One day when he wasn’t looking, I took the sailboard out by myself. I almost couldn’t lift the heavy sail, but as soon as the wind caught, I went zooming across the water. Salt stung my eyes, and I felt free and—for the first time in my short life—young.
It was only when my foot slipped and the sail slapped down in the waves that I looked back toward home. Kalymnos was a thin black line on the distant horizon, and every second, the offshore wind was carrying me farther away. I was lucky people on a passing boat spotted me.
The terror I felt that day on the water comes back to me now. Mathias and I are thousands of kilometers out from Cancer, so far away that the full shape of our Crab constellation is visible. I’ve never seen the real thing before. I’ve never been this far from home.
We’re sealed in the nose of a bullet-shaped craft, shooting toward Gemini, our nearest neighbor. I just hope we get there in time.
Now that we’re alone in the sky, I decide to activate the black opal. I need Ophiuchus to see I’ve left Cancer. If he’s going to attack me, better he do it here.
My muscles are clenched so tight, they ache. I need to program an escape capsule for Mathias to ensure he’ll survive this—only I’ve never programmed anything in my life. I’ll just have to shove him into a capsule when Ophiuchus shows up and trust that Mathias can take it from there.

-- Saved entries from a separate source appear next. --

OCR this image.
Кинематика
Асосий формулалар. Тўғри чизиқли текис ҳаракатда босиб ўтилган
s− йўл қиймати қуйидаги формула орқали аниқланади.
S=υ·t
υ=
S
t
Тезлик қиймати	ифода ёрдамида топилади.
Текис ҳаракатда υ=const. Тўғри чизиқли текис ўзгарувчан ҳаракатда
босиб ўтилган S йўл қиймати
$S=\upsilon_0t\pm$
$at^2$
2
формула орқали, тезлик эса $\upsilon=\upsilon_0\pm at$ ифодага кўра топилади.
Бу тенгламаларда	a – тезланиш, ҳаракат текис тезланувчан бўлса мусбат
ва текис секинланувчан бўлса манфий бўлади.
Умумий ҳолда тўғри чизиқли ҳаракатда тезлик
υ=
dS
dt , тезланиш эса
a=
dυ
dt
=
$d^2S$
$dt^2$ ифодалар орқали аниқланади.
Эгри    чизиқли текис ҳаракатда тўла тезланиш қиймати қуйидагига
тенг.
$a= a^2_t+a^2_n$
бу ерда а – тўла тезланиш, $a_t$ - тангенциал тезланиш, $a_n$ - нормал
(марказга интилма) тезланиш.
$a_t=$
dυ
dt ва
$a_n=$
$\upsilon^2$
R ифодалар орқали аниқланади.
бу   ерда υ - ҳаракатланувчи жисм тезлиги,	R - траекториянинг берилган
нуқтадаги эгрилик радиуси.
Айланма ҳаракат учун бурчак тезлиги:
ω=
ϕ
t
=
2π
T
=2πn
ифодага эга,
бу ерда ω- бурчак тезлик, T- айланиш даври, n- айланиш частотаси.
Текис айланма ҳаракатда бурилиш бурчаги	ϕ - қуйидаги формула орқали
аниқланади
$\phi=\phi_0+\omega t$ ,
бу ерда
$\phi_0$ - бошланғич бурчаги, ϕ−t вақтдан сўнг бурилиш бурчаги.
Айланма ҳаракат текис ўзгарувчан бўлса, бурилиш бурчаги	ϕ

The rounded front nose of the bullet-ship is capped in thick, diamond-hard glass, creating a fishbowl at the bow, and that’s where I’m floating in midair and peering into Space, like a damselfish confronting infinity. Behind me, Mathias is monitoring an arc of control screens at the helm. Now and then, he glances up, and our eyes meet. He looks pale and tired.
I’m too nervous to be tired. My black opal is clipped to a peg so it can’t float free, and its ovoid hologram of starry light fills the ship’s glass nose with its radiant map of the universe. Just beyond the glass, the real universe cradles our ship.

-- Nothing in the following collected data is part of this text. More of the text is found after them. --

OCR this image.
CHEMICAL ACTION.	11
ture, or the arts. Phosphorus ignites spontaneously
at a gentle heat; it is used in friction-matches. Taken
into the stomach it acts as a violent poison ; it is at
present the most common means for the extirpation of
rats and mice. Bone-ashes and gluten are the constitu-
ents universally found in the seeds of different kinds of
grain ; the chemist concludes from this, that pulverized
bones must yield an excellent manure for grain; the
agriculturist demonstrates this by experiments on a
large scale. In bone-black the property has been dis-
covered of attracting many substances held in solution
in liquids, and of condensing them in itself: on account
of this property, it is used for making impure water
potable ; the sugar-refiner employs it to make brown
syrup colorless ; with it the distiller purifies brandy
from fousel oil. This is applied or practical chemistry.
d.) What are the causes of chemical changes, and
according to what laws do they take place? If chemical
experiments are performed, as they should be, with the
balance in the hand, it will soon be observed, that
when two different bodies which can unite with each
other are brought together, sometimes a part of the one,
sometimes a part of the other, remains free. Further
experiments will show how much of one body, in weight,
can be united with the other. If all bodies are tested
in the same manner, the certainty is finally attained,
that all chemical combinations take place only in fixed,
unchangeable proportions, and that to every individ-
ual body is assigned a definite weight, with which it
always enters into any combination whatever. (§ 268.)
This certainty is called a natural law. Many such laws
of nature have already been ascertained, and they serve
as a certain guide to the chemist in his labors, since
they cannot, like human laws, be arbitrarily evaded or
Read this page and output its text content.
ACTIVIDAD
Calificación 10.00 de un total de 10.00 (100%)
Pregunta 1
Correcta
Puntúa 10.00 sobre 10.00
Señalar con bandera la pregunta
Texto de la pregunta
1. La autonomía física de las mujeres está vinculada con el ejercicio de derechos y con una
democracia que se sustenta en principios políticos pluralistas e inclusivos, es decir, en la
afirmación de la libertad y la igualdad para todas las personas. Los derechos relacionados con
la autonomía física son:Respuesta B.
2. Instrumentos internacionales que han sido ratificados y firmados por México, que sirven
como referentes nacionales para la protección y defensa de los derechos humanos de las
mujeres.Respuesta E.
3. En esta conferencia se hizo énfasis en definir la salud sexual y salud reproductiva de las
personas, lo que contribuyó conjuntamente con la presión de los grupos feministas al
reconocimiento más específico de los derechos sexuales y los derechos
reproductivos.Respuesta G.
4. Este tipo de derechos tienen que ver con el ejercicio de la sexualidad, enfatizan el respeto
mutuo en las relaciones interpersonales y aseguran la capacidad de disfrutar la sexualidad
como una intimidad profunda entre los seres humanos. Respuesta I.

Like most spacecraft, this ship has handrails and safety belts for use in zero gravity, and Mathias has his legs hooked around the pilot’s seat while he works. Meanwhile, I float free on my back, stargazing.
I deliberately slow my breaths and relax my muscles, trying to open my inner eye. The hologram shimmers over the black fabric of my space suit, dappling my body with stars. For the past hour, I’ve been focusing on the region of the Thirteenth House.

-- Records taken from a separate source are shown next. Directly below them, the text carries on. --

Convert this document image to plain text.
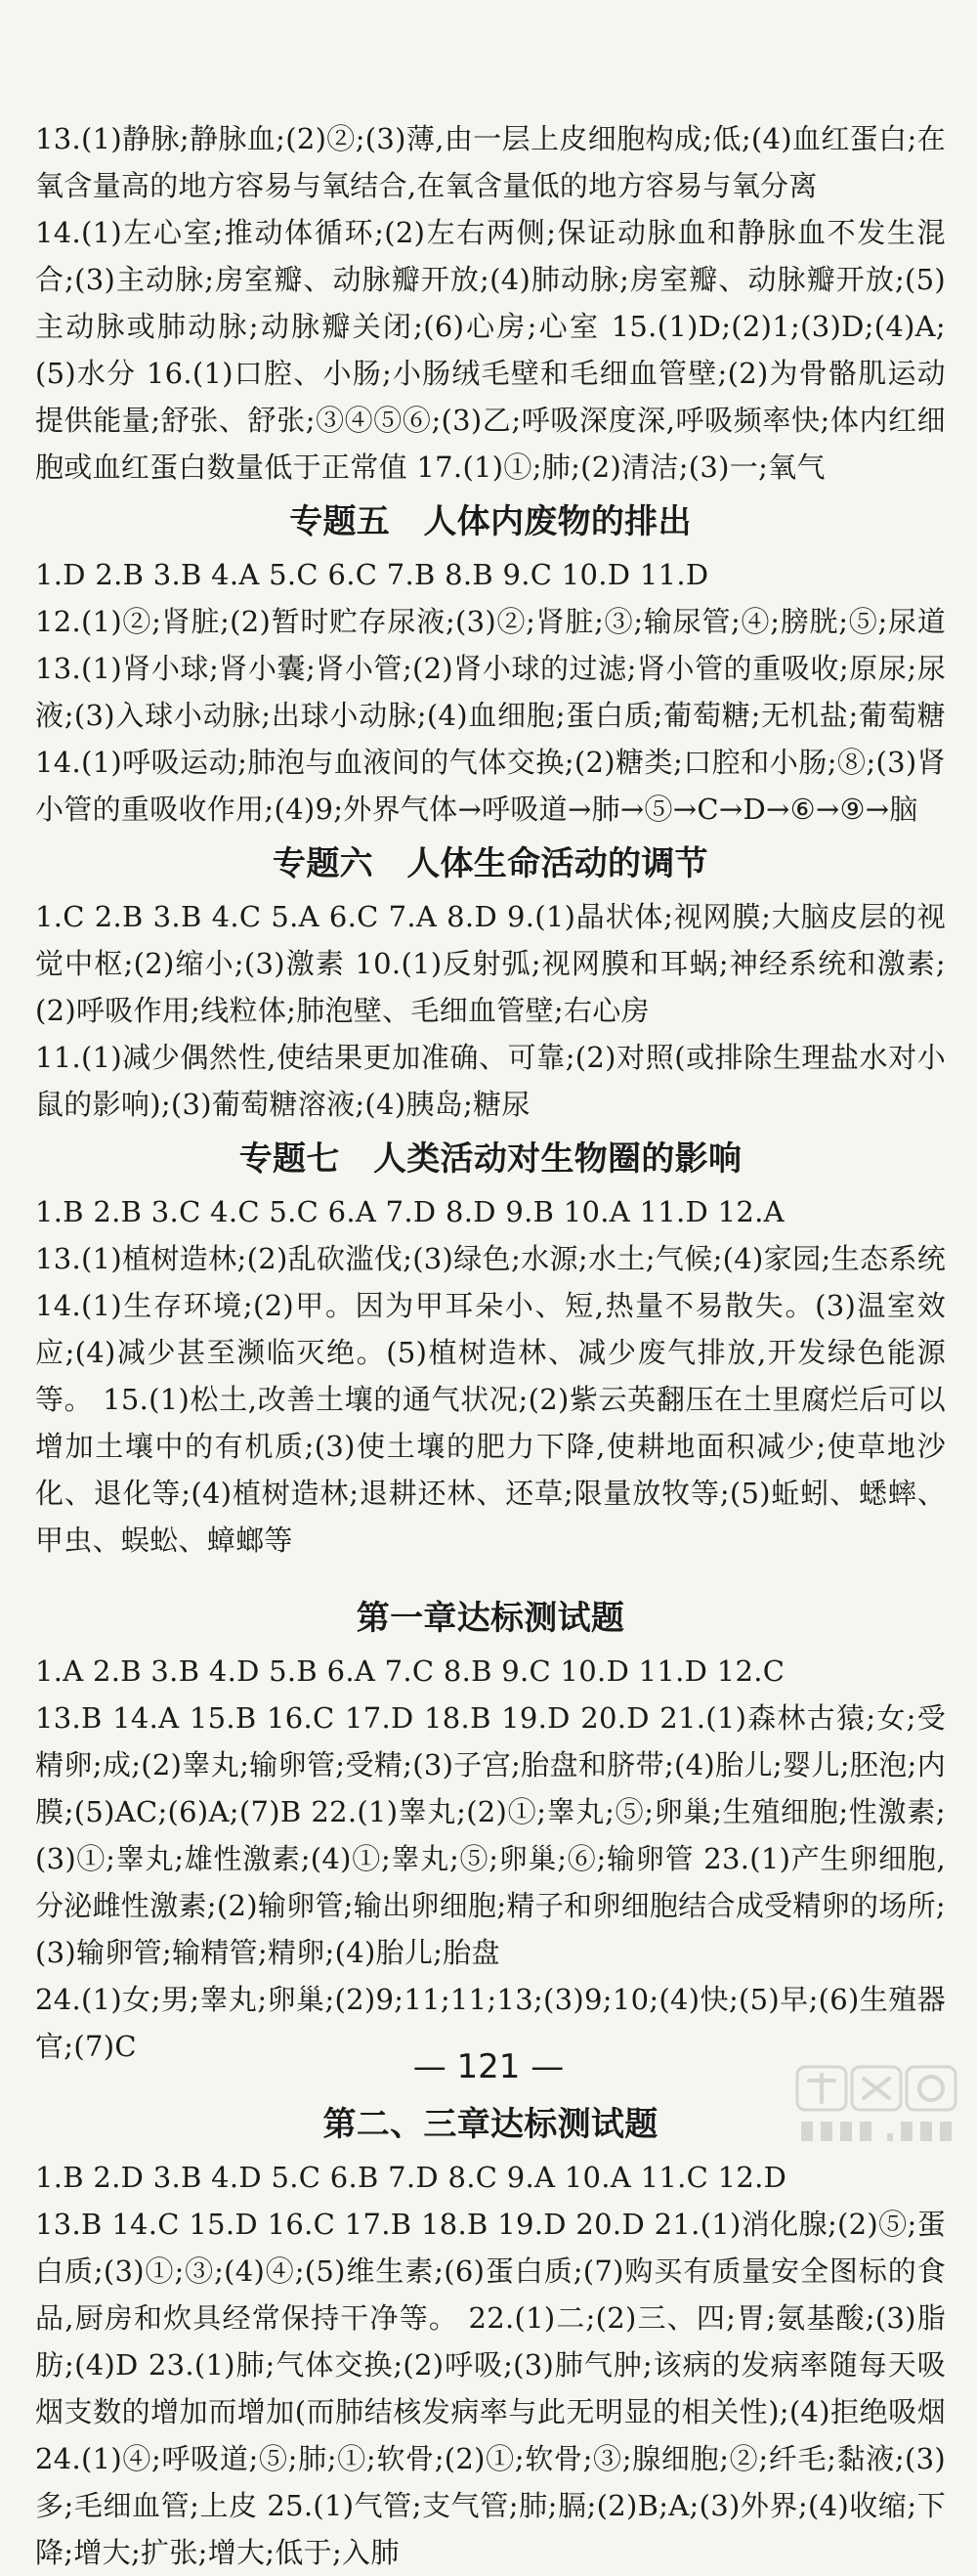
13.(1)静脉;静脉血;(2)②;(3)薄,由一层上皮细胞构成;低;(4)血红蛋白;在氧含量高的地方容易与氧结合,在氧含量低的地方容易与氧分离

14.(1)左心室;推动体循环;(2)左右两侧;保证动脉血和静脉血不发生混合;(3)主动脉;房室瓣、动脉瓣开放;(4)肺动脉;房室瓣、动脉瓣开放;(5)主动脉或肺动脉;动脉瓣关闭;(6)心房;心室 15.(1)D;(2)1;(3)D;(4)A;(5)水分 16.(1)口腔、小肠;小肠绒毛壁和毛细血管壁;(2)为骨骼肌运动提供能量;舒张、舒张;③④⑤⑥;(3)乙;呼吸深度深,呼吸频率快;体内红细胞或血红蛋白数量低于正常值 17.(1)①;肺;(2)清洁;(3)一;氧气

专题五　人体内废物的排出

1.D 2.B 3.B 4.A 5.C 6.C 7.B 8.B 9.C 10.D 11.D

12.(1)②;肾脏;(2)暂时贮存尿液;(3)②;肾脏;③;输尿管;④;膀胱;⑤;尿道 13.(1)肾小球;肾小囊;肾小管;(2)肾小球的过滤;肾小管的重吸收;原尿;尿液;(3)入球小动脉;出球小动脉;(4)血细胞;蛋白质;葡萄糖;无机盐;葡萄糖 14.(1)呼吸运动;肺泡与血液间的气体交换;(2)糖类;口腔和小肠;⑧;(3)肾小管的重吸收作用;(4)9;外界气体→呼吸道→肺→⑤→C→D→⑥→⑨→脑

专题六　人体生命活动的调节

1.C 2.B 3.B 4.C 5.A 6.C 7.A 8.D 9.(1)晶状体;视网膜;大脑皮层的视觉中枢;(2)缩小;(3)激素 10.(1)反射弧;视网膜和耳蜗;神经系统和激素;(2)呼吸作用;线粒体;肺泡壁、毛细血管壁;右心房

11.(1)减少偶然性,使结果更加准确、可靠;(2)对照(或排除生理盐水对小鼠的影响);(3)葡萄糖溶液;(4)胰岛;糖尿

专题七　人类活动对生物圈的影响

1.B 2.B 3.C 4.C 5.C 6.A 7.D 8.D 9.B 10.A 11.D 12.A

13.(1)植树造林;(2)乱砍滥伐;(3)绿色;水源;水土;气候;(4)家园;生态系统 14.(1)生存环境;(2)甲。因为甲耳朵小、短,热量不易散失。(3)温室效应;(4)减少甚至濒临灭绝。(5)植树造林、减少废气排放,开发绿色能源等。 15.(1)松土,改善土壤的通气状况;(2)紫云英翻压在土里腐烂后可以增加土壤中的有机质;(3)使土壤的肥力下降,使耕地面积减少;使草地沙化、退化等;(4)植树造林;退耕还林、还草;限量放牧等;(5)蚯蚓、蟋蟀、甲虫、蜈蚣、蟑螂等

第一章达标测试题

1.A 2.B 3.B 4.D 5.B 6.A 7.C 8.B 9.C 10.D 11.D 12.C

13.B 14.A 15.B 16.C 17.D 18.B 19.D 20.D 21.(1)森林古猿;女;受精卵;成;(2)睾丸;输卵管;受精;(3)子宫;胎盘和脐带;(4)胎儿;婴儿;胚泡;内膜;(5)AC;(6)A;(7)B 22.(1)睾丸;(2)①;睾丸;⑤;卵巢;生殖细胞;性激素;(3)①;睾丸;雄性激素;(4)①;睾丸;⑤;卵巢;⑥;输卵管 23.(1)产生卵细胞,分泌雌性激素;(2)输卵管;输出卵细胞;精子和卵细胞结合成受精卵的场所;(3)输卵管;输精管;精卵;(4)胎儿;胎盘

24.(1)女;男;睾丸;卵巢;(2)9;11;11;13;(3)9;10;(4)快;(5)早;(6)生殖器官;(7)C

第二、三章达标测试题

1.B 2.D 3.B 4.D 5.C 6.B 7.D 8.C 9.A 10.A 11.C 12.D

13.B 14.C 15.D 16.C 17.B 18.B 19.D 20.D 21.(1)消化腺;(2)⑤;蛋白质;(3)①;③;(4)④;(5)维生素;(6)蛋白质;(7)购买有质量安全图标的食品,厨房和炊具经常保持干净等。 22.(1)二;(2)三、四;胃;氨基酸;(3)脂肪;(4)D 23.(1)肺;气体交换;(2)呼吸;(3)肺气肿;该病的发病率随每天吸烟支数的增加而增加(而肺结核发病率与此无明显的相关性);(4)拒绝吸烟 24.(1)④;呼吸道;⑤;肺;①;软骨;(2)①;软骨;③;腺细胞;②;纤毛;黏液;(3)多;毛细血管;上皮 25.(1)气管;支气管;肺;膈;(2)B;A;(3)外界;(4)收缩;下降;增大;扩张;增大;低于;入肺

— 121 —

“What do you see?” asks Mathias.
I rub my eyes. “Nothing so far.”
Mathias is programming the ship’s shield to defend us. Deep Space is full of hazards—pirates, foreign surveillance drones, cosmic radiation, stray junk, and debris. He says if we’re threatened, this bullet-ship will fly faster than a Capricorn can think—and it even has a cloaking veil. He was surprised he could hack the controls, considering the sophistication of the computer system.
“We’re entering the Double,” says Mathias from the helm. “Have you planned what you’ll tell them?”
“No clue.” I float upright and stretch my spine, staring out at real Space through the ship’s nose. “Apparently I’m no good at this.”
“Actually, you can be pretty forceful sometimes.”
Still facing away from him, I say, “I haven’t convinced you.”
He doesn’t speak for so long that I worry I’ve offended him. “Rho.” At the sound of his low baritone, I turn to find him floating just a few feet behind me. “I listen to everything you say.”
“That’s not it,” I say, shaking my head. I struggle with the words. I want to tell him I know he’s loyal and will always support me, but his allegiance only makes things worse. If sense of duty, and not trust, is what compels him to follow me, then I’m forcing his free will—and how is that better?
But I can’t say any of it. Sometimes Mathias makes me so angry that I’ll revert into a toddler who can’t form sentences. I wonder if it’s because we stayed silent for so many years that now we don’t know how to talk to each other.